SEALS Technology

TiGRE SEALS generates flexible power using indigenous natural gas resources without producing CO2 through the in situ vertical integration of gas production, power generation and transmission (through existing infrastructure associated with offshore windfarms), CO2 capture and sequestration activities within a closed circuit. It offers significant potential as a transitional technology to Net Zero.

SEALS is the product of a feasibility study, joint funded by BEIS and TiGRE Technologies Ltd. through the CCUS Innovation Programme. The study identified oxyfuel generation as the most technically and commercially viable solution, which COULD would be competitive in the current merchant power market for peaking plant without any CO2 subsidies. SEALS relies on oxyfuel direct combustion with H2O as a supplemental working fluid and CO2 capture into liquid phase for direct storage underground, which is an innovative approach. In JANUARY 2021 TTL submitted TWO patent applications relating to the SEALS system and key components.
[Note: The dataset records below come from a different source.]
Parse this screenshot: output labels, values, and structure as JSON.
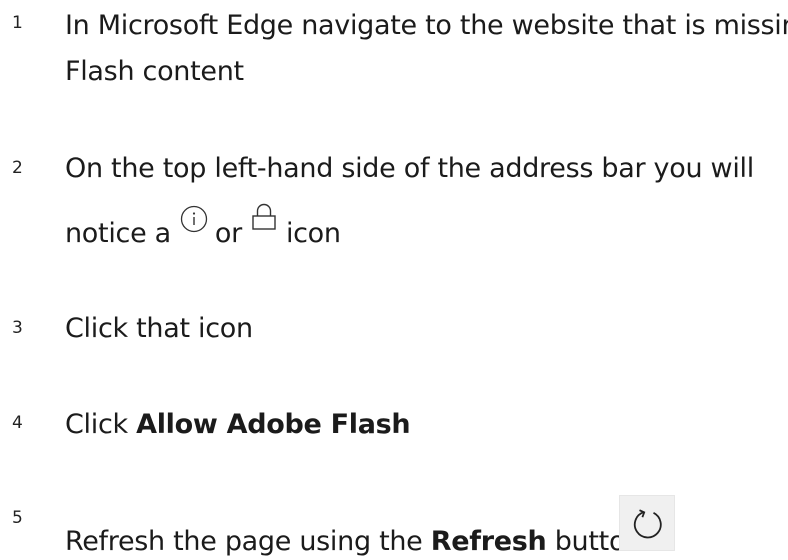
{
  "steps": [
    {
      "num": "1",
      "line1": "In Microsoft Edge navigate to the website that is missing",
      "line2": "Flash content"
    },
    {
      "num": "2",
      "line1": "On the top left-hand side of the address bar you will",
      "line2_pre": "notice a",
      "line2_mid": "or",
      "line2_post": "icon",
      "icons": [
        "info-icon",
        "lock-icon"
      ]
    },
    {
      "num": "3",
      "text": "Click that icon"
    },
    {
      "num": "4",
      "pre": "Click ",
      "bold": "Allow Adobe Flash"
    },
    {
      "num": "5",
      "pre": "Refresh the page using the ",
      "bold": "Refresh",
      "post": " button",
      "icon": "refresh-icon"
    }
  ]
}
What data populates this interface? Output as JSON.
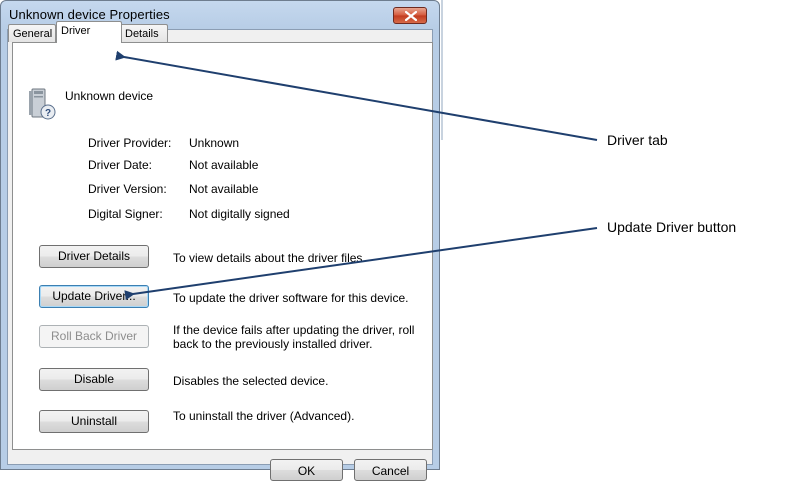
{
  "window": {
    "title": "Unknown device Properties",
    "close_icon": "close-icon"
  },
  "tabs": [
    {
      "label": "General",
      "active": false
    },
    {
      "label": "Driver",
      "active": true
    },
    {
      "label": "Details",
      "active": false
    }
  ],
  "device": {
    "icon": "unknown-device-icon",
    "name": "Unknown device"
  },
  "driver_info": [
    {
      "label": "Driver Provider:",
      "value": "Unknown"
    },
    {
      "label": "Driver Date:",
      "value": "Not available"
    },
    {
      "label": "Driver Version:",
      "value": "Not available"
    },
    {
      "label": "Digital Signer:",
      "value": "Not digitally signed"
    }
  ],
  "actions": [
    {
      "button": "Driver Details",
      "description": "To view details about the driver files.",
      "enabled": true
    },
    {
      "button": "Update Driver...",
      "description": "To update the driver software for this device.",
      "enabled": true
    },
    {
      "button": "Roll Back Driver",
      "description_lines": [
        "If the device fails after updating the driver, roll",
        "back to the previously installed driver."
      ],
      "enabled": false
    },
    {
      "button": "Disable",
      "description": "Disables the selected device.",
      "enabled": true
    },
    {
      "button": "Uninstall",
      "description": "To uninstall the driver (Advanced).",
      "enabled": true
    }
  ],
  "footer": {
    "ok_label": "OK",
    "cancel_label": "Cancel"
  },
  "callouts": {
    "driver_tab": "Driver tab",
    "update_driver_button": "Update Driver button",
    "arrow_color": "#1f3f6e"
  }
}
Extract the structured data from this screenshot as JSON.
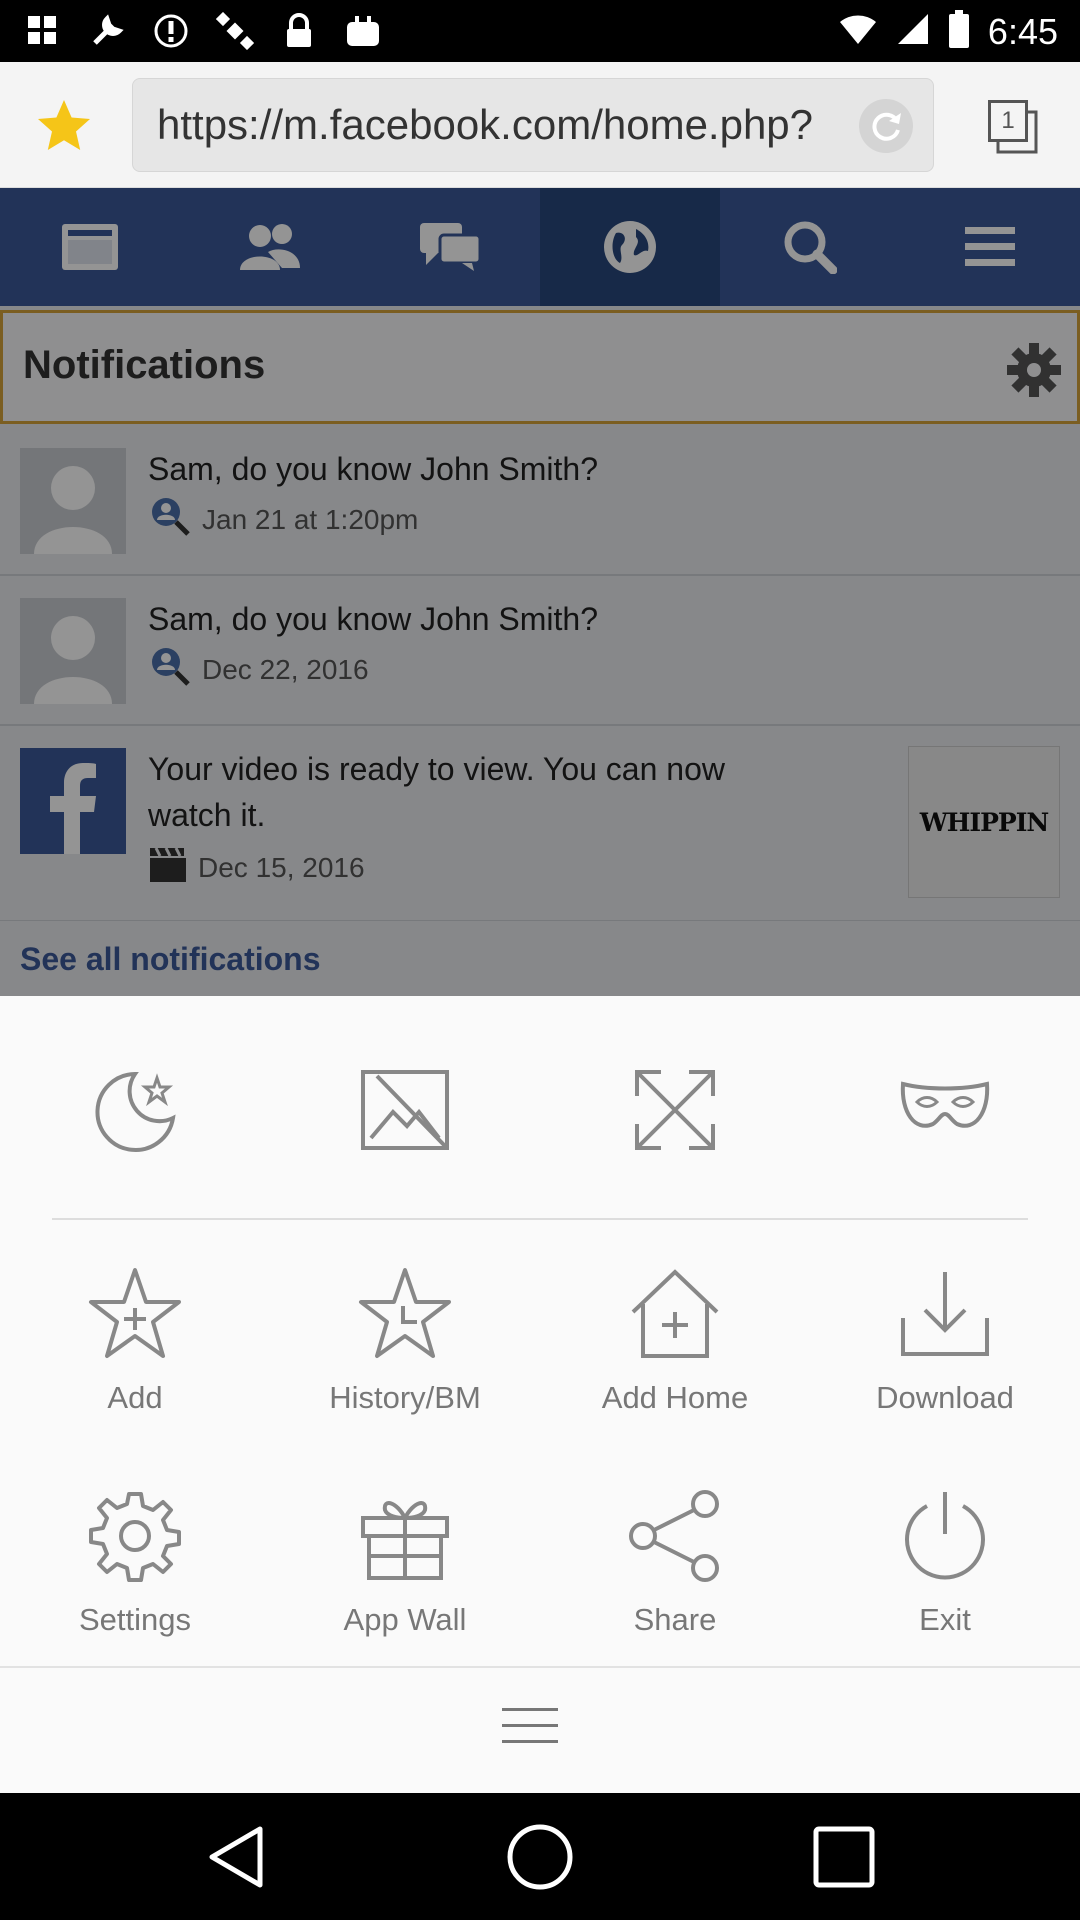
{
  "status_bar": {
    "time": "6:45",
    "left_icons": [
      "app-icon",
      "wrench-icon",
      "alert-icon",
      "satellite-icon",
      "lock-icon",
      "bag-icon"
    ],
    "right_icons": [
      "wifi-icon",
      "signal-icon",
      "battery-icon"
    ]
  },
  "browser": {
    "url": "https://m.facebook.com/home.php?",
    "tab_count": "1"
  },
  "fb_nav": {
    "items": [
      "news-feed-icon",
      "friends-icon",
      "messages-icon",
      "globe-icon",
      "search-icon",
      "menu-icon"
    ],
    "active": "globe-icon",
    "color": "#3b5998"
  },
  "notifications": {
    "title": "Notifications",
    "items": [
      {
        "text": "Sam, do you know John Smith?",
        "date": "Jan 21 at 1:20pm",
        "icon": "person-search-icon"
      },
      {
        "text": "Sam, do you know John Smith?",
        "date": "Dec 22, 2016",
        "icon": "person-search-icon"
      },
      {
        "text_line1": "Your video is ready to view. You can now",
        "text_line2": "watch it.",
        "date": "Dec 15, 2016",
        "icon": "clapper-icon",
        "thumbnail_text": "WHIPPIN"
      }
    ],
    "see_all": "See all notifications"
  },
  "menu": {
    "quick_toggles": [
      "night-mode-icon",
      "no-image-icon",
      "fullscreen-icon",
      "incognito-mask-icon"
    ],
    "row1": [
      {
        "label": "Add",
        "icon": "star-add-icon"
      },
      {
        "label": "History/BM",
        "icon": "star-history-icon"
      },
      {
        "label": "Add Home",
        "icon": "home-add-icon"
      },
      {
        "label": "Download",
        "icon": "download-icon"
      }
    ],
    "row2": [
      {
        "label": "Settings",
        "icon": "gear-icon"
      },
      {
        "label": "App Wall",
        "icon": "gift-icon"
      },
      {
        "label": "Share",
        "icon": "share-icon"
      },
      {
        "label": "Exit",
        "icon": "power-icon"
      }
    ]
  }
}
Oxyfuel Power Generation System with Sequestered Emissions at Locational Source

Our work on TiGRE SEALS has shown that there are some key inventions and innovations, most notably:

Key Inventions and Innovations

  • Depleted Gas Reservoirs can be used for medium levels CO2 storage while improving economic recovery of natural gas reserves.
  • Gas field assets can have significant life extension opportunities of approximately 20years by employing TiGRE SEALS.
  • The feasibility study has theoretically proven that it is possible to continue to produce hydrocarbons from an existing subsurface reservoir, convert these to commercially useful electrical power and capture CO2 to be stored back into the original source reservoir.
  • The study has shown that by producing CO2 as a liquid product from the capture process and storing it in dense phase within the reservoir provides the opportunity to enhance gas recovery through re-pressurisation of the hydrocarbon reservoir.
  • The study has shown that the concept of producing hydrocarbons, converting to electrical energy, capturing and storing CO2 in a closed circuit provides a technically and economically viable method for a fully contained and managed CO2 lifecycle.